THE SECOND TRANSPLANT
I’m less pissed off now that I’m in the hospital-there’s nothing in my control-all right, not much-they still can’t make up their mind one dose or two of chemoNew rules-nasal and anal swabbing in case there was any modicum of privacy left. Maybe I can stick my butt up in the air. Francis already inspected my hemorrhoids and reported they were quite benign. Amazing what becomes good information. Sitting for six hours in the past meant great concert seats or a layover in Europe waiting for a charter flight that may or may not have left without me.
Now in my 50’s, it means checking into your transplant suite. The first time I was admitted to the hospital, I treated my room like my college dorm and filled it with many things that I loved. I felt cheerful most of the time. So far I’m just irritated.
I want to write something but my drama isn’t dramatic, my humor isn’t funny and my fairytale isn’t light.
This return from the hospital sends me to my room this time instead of planting me in on the couch in front of the TV. Maybe I’ll watch less TV and hole out in here until the coast is clear.

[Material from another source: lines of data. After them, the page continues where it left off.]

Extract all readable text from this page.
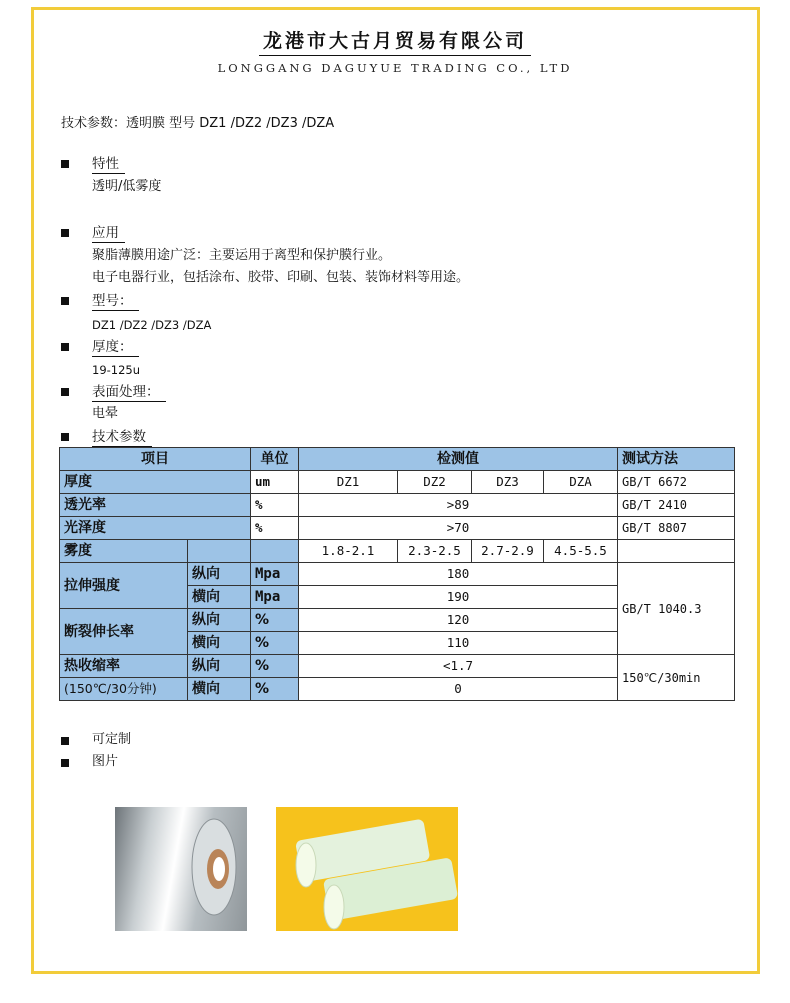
龙港市大古月贸易有限公司
LONGGANG DAGUYUE TRADING CO., LTD
技术参数：透明膜 型号 DZ1 /DZ2 /DZ3 /DZA
特性
透明/低雾度
应用
聚脂薄膜用途广泛：主要运用于离型和保护膜行业。
电子电器行业，包括涂布、胶带、印刷、包装、装饰材料等用途。
型号：
DZ1 /DZ2 /DZ3 /DZA
厚度：
19-125u
表面处理：
电晕
技术参数
项目		单位	检测值				测试方法
厚度		um	DZ1	DZ2	DZ3	DZA	GB/T 6672
透光率		%	>89				GB/T 2410
光泽度		%	>70				GB/T 8807
雾度			1.8-2.1	2.3-2.5	2.7-2.9	4.5-5.5	
拉伸强度	纵向	Mpa	180				GB/T 1040.3
	横向	Mpa	190				
断裂伸长率	纵向	%	120				
	横向	%	110				
热收缩率	纵向	%	<1.7				150℃/30min
(150℃/30分钟)	横向	%	0				
可定制
图片
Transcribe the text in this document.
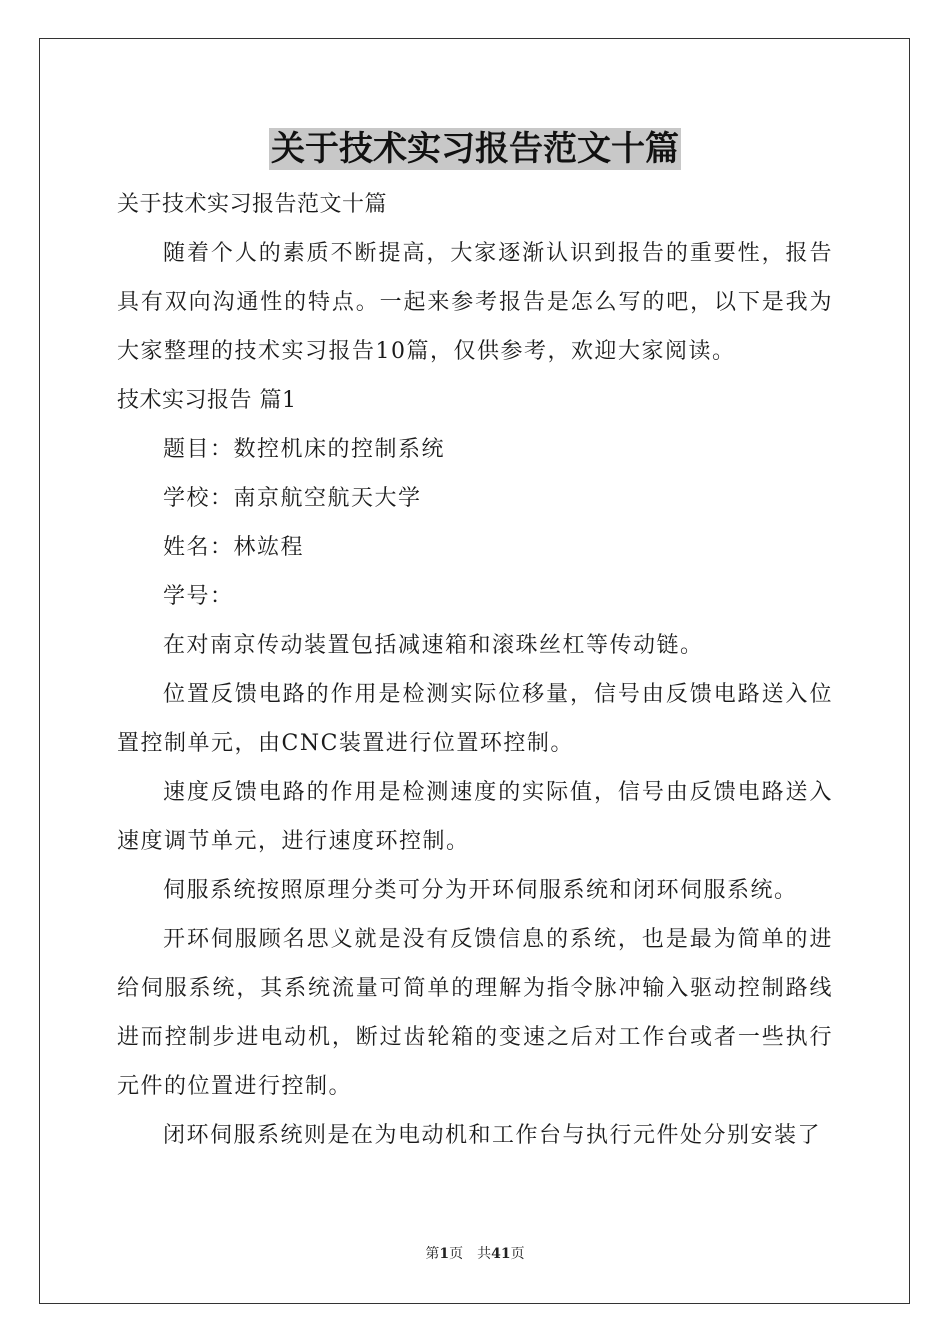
关于技术实习报告范文十篇

关于技术实习报告范文十篇

随着个人的素质不断提高，大家逐渐认识到报告的重要性，报告具有双向沟通性的特点。一起来参考报告是怎么写的吧，以下是我为大家整理的技术实习报告10篇，仅供参考，欢迎大家阅读。

技术实习报告 篇1

题目：数控机床的控制系统

学校：南京航空航天大学

姓名：林竑程

学号：

在对南京传动装置包括减速箱和滚珠丝杠等传动链。

位置反馈电路的作用是检测实际位移量，信号由反馈电路送入位置控制单元，由CNC装置进行位置环控制。

速度反馈电路的作用是检测速度的实际值，信号由反馈电路送入速度调节单元，进行速度环控制。

伺服系统按照原理分类可分为开环伺服系统和闭环伺服系统。

开环伺服顾名思义就是没有反馈信息的系统，也是最为简单的进给伺服系统，其系统流量可简单的理解为指令脉冲输入驱动控制路线进而控制步进电动机，断过齿轮箱的变速之后对工作台或者一些执行元件的位置进行控制。

闭环伺服系统则是在为电动机和工作台与执行元件处分别安装了

第1页 共41页
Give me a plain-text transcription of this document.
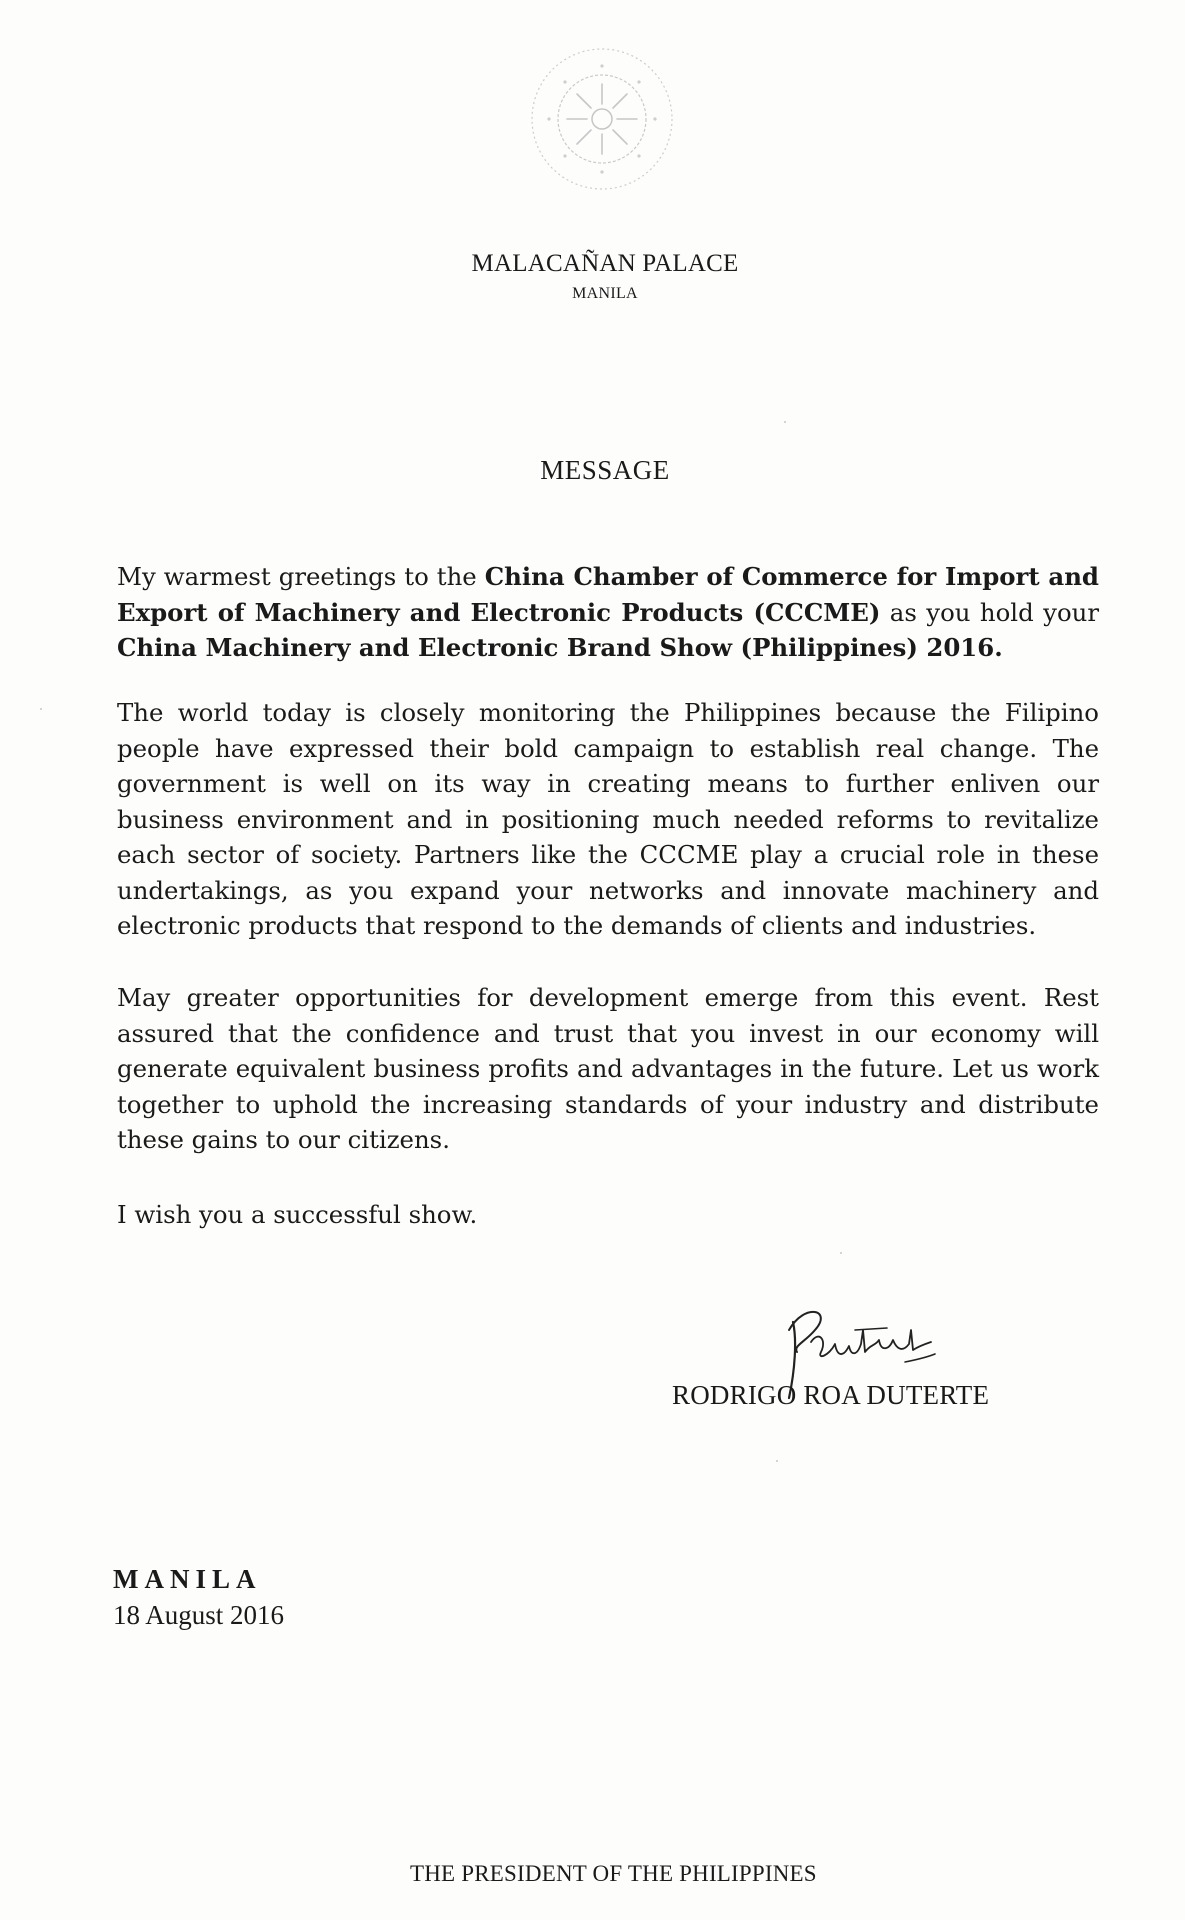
MALACAÑAN PALACE
MANILA
MESSAGE

My warmest greetings to the China Chamber of Commerce for Import and Export of Machinery and Electronic Products (CCCME) as you hold your China Machinery and Electronic Brand Show (Philippines) 2016.

The world today is closely monitoring the Philippines because the Filipino people have expressed their bold campaign to establish real change. The government is well on its way in creating means to further enliven our business environment and in positioning much needed reforms to revitalize each sector of society. Partners like the CCCME play a crucial role in these undertakings, as you expand your networks and innovate machinery and electronic products that respond to the demands of clients and industries.

May greater opportunities for development emerge from this event. Rest assured that the confidence and trust that you invest in our economy will generate equivalent business profits and advantages in the future. Let us work together to uphold the increasing standards of your industry and distribute these gains to our citizens.

I wish you a successful show.

RODRIGO ROA DUTERTE
MANILA
18 August 2016
THE PRESIDENT OF THE PHILIPPINES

Now this second stay in the hospital was a replica of the first in terms of medical response, but I had no heart for it I had no heart to be that me I needed quiet I felt a smoldering rage I was disappointed by nearly everyone and everything and asked for no visitors infrequently answered the phone I didn’t want to put on a happy face nor did I want to complain to too many people a brave girl, remarkable woman blah. Blah
I missed Jerry a lot not that I had any illusion that if he were there I would have been disappointed, but it was that unincorporated memory-maybe sense memory that can fill my body with a feeling it runs through my blood stream some would call it a chemical imbalance it can be a pain but the feelings I feel are so vivid they have color and temperature cause me to release my muscles and surrender to the feeling not fear it, not fiercely protect myself I could always rest and rejuvenate with Jerry until things went really bad.
I want to feel that kind of love again I need a little more codependence I know it’s not in vogue and that I should be in recovery looking for healthy choices for a man who won’t pander to my illness I don’t know how to ask for it or how to find it who has the time I long for love.
All the voices that I spin around me trying to tell me what to say-can I fly right behind you and you can take me way just while I crying thru my typing Nora Jones is singing about what I want. I certainly can’t get it without giving up my anger and self-loathing.